I'm self-studying real analysis, and I've been trying to prove the following statement:
If $X$ is a compact metric space and if $\{p_n\}$ is a Cauchy sequence in $X$, then $\{p_n\}$ converges to some point of $X$.
My proof is as follows:
Fix $\epsilon>0$. Since $\{p_n\}$ is Cauchy, we know that there exists an integer $N$ such that $m,n\geq N$ implies that $d(p_m,p_n)<\epsilon$. Then $\{p_n\}$ converges to $p_N$ because $n\geq N$ implies that $d(p_n,p_N)<\epsilon$. Since $p_N \in \{p_n\}$, we know that $p_n \in X$.

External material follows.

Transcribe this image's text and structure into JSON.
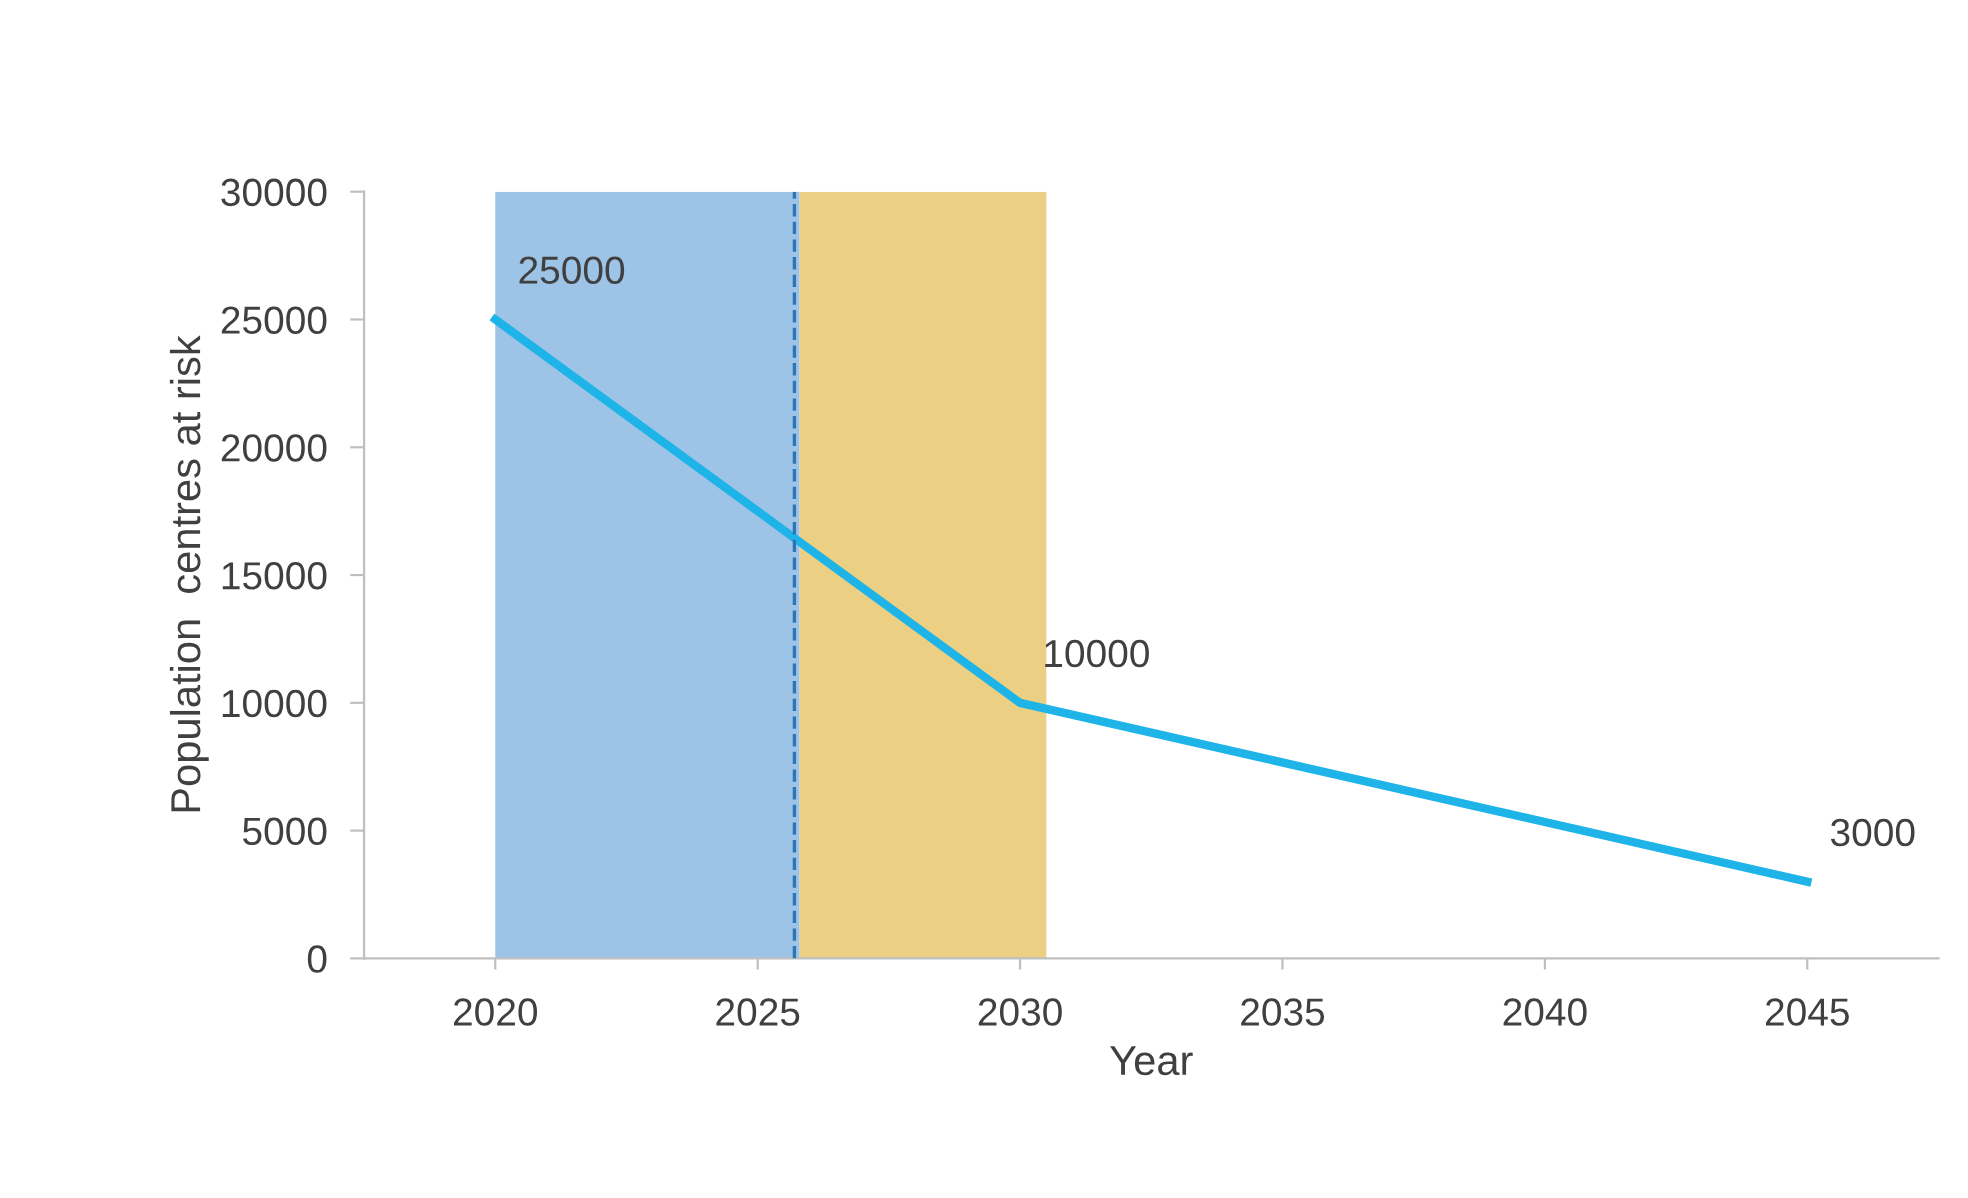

I am pretty sure my proof is incorrect because it doesn't use the compactness of the metric space anywhere in the argument, but I'm having trouble figuring out where I went wrong in my argument. I have read other proofs of this statement and understand why they work; the issue is figuring out what I've overlooked in my proof.
Best Answer
Your proof is not correct since your $N$ depends on $\epsilon.$ Your $p_N$ may not work for other $\epsilon,$ since you'll find another $p_N$ if you change $\epsilon.$
Let $\{p_n\}$ be a Cauchy sequence in $X$. Since $X$ is a compact metric space, it is sequentially compact, so there exists a convergent subsequence $\{p_{n_k}\}$ of $\{p_n\}$ such that $p_{n_k}$ converges to some $p \in X.$ We show that $p_n \to p$ and we are done.
Let $\epsilon>0.$ Since $p_{n_k}\to p,$ there exists $N_1 \in \mathbb{Z}_+$ such that $|p_{n_k}-p|<\frac{\epsilon}{2}$ for all $n_k \geq N_1.$ Since $\{p_n\}$ is cauchy, there exists $N_2 \in \mathbb{Z}_+$ such that $|p_n-p_m|<\frac{\epsilon}{2}$ for all $n,m \geq N_2.$ Now let $N=\max\{N_1,N_2\}.$ Thus, if $n>N$ then $$ |p_n-p|\le |p_n-p_N|+|p_N-p|<\frac{\epsilon}{2}+\frac{\epsilon}{2}=\epsilon,$$ so $p_n \to p.$